На земле гул трактора перекрикивала женщина.
– Кто взял корзину? Моя корзина…
Но её никто не слышал. Молотилка тряслась. Мать крутила колесо веялки, а товарка гребла деревянной лопатой.
Рядом с матерью стоял объездчик Сурчина. Он что-то говорил ей, побивая себя кнутовищем по голенищу.
Илья хотел подбежать и оттолкнуть Сурчину, чтобы он не приставал. Но на ток въехал дед Харитон на телеге.
– Иля, – позвал он. – Поди-ка до меня. Ты почему не пришёл на конюшню?.. Поедем-ка в амбар зерно возить.
Старик подвёл лошадь к мешкам с зерном, взялся бросать их в телегу. Когда закончил, усадил мальчика на мешки, отдал ему вожжи, тронул лошадь, а сам пошёл рядом. Он был высок и худ. Длинное лицо с острым подбородком накрывал сверху маленький картуз. Старик напоминал гвоздь. Дед ходил, широко ставя тонкие ноги. Со стороны казалось, что это неудачно сбитый аршин идёт по полю без землемера.
– Ты чего не приходишь до меня? – спросил дед Харитон. – Бабка Марфа тебя бы дерунами накормила. Толька твой, вот, приходил… а ты не хочешь.
Но Илья не слушал. Он тонул в счастье. Даже задыхался от радостного волнения: ведь сам управлял конём и телегой.
«Почему я не взял свой кнут?.. – раздосадовано подумал Илья. – Вот если бы проснулся раньше всех, то обязательно знал, что дед позволит конём управлять…»
Ему хотелось, чтобы его увидела мама. Оглянулся на ток. Но мать стояла к нему спиной и надсадно крутила колесо веялки.
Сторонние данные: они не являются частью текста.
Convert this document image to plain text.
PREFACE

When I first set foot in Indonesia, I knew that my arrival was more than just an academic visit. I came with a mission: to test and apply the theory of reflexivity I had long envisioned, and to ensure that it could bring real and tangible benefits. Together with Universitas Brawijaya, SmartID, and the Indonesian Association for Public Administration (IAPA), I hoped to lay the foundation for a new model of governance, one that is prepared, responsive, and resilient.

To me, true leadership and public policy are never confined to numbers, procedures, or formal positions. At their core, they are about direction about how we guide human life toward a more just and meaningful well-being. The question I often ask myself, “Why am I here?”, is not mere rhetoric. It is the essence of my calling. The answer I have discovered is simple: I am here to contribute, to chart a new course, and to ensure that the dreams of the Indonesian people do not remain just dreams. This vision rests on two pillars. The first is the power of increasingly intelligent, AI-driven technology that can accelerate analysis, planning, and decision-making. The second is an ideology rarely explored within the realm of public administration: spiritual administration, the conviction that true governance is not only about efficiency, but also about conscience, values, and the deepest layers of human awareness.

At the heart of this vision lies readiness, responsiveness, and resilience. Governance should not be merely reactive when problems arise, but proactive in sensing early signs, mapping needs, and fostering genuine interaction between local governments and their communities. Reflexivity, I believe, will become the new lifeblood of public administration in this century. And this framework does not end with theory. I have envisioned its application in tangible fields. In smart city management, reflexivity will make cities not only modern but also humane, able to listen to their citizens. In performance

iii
– Но, пошла!.. – громко крикнул дед Харитон, и запрыгнул на мешки: – Без кнута не хочет тянуть!.. Одно несчастье приключилось… Кнут потерялся гдесь. Новый. А потерялся.
«Это Толька его украл, – хотел сказать Илья, но промолчал. – Если скажу, Тольку дед поймает и выпорет. И матери выговорит. Тогда совсем беда…»
Старик принялся закручивать в газетный клочок самосад – из кисета от махорки пошёл острый, щиплющий аромат. Он долго чиркал спичками о коробок, недовольно мыча. Наконец, над полем поплыл густой, сизый дым.
– А мы с твоим батькой хотели этим летом печки пойти складывать, – сказал дед Харитон. Должно, дым навёл его на эту мысль. – Я его перед самой войной научил глину вымешивать и межигорку9 подбирать… Он обещал тебя выучить на печника. Да не сподобил Господь. Да ты ещё малый крепко для печников… Вот, вырастешь, каку девку для себя присмотришь… А хоть мою внучку… Нет. Ты жидковат годками пока, Илька… Она, вона, уже книжки читает про царей египетских и цезарёв императорских, что до нас на Риме стояли. А ты подрастешь, я тебя обязательно выучу печки складывать… Это тебе для всей жизни сгодится… Потому, как нашему человеку от роду наказано жить с летом и с зимой. А, значит, без печки в наш мороз околеет… А потом ты своих детей выучишь печки складывать… – Дед Харитон скрутил новую самокрутку, прикурил от первой. – У тебя сколько детей будет?
Илья растеряно пожал плечами.
– Тебе про это думать рано. Годков через двадцать сам удумаешь без моей помочи…
Въехали в кукурузное поле. Сразу стало жарко и душно, как в соломенном колодце.
Из-за поворота вдруг выросла гнедая лошадь. Голова её была высоко вздёрнута, и возвышалась над худыми долговязыми кукурузными стеблями.
«Вот бы мне такого… – с восторгом подумал Илья, любуясь вороным жеребцом. Но узнав бричку председателя, испугался. – Сейчас начнёт ругаться…»
Сафрон-пасечник остановился рядом с ними. Он и дед долго переговаривались. Потом старик снял с телеги один мешок и перебросил его в председательскую бричку. Илья заметил, что на мешке была большая красная заплата.
Жеребец с места взял галопом, хоронясь от мира за плотной завесой пыли.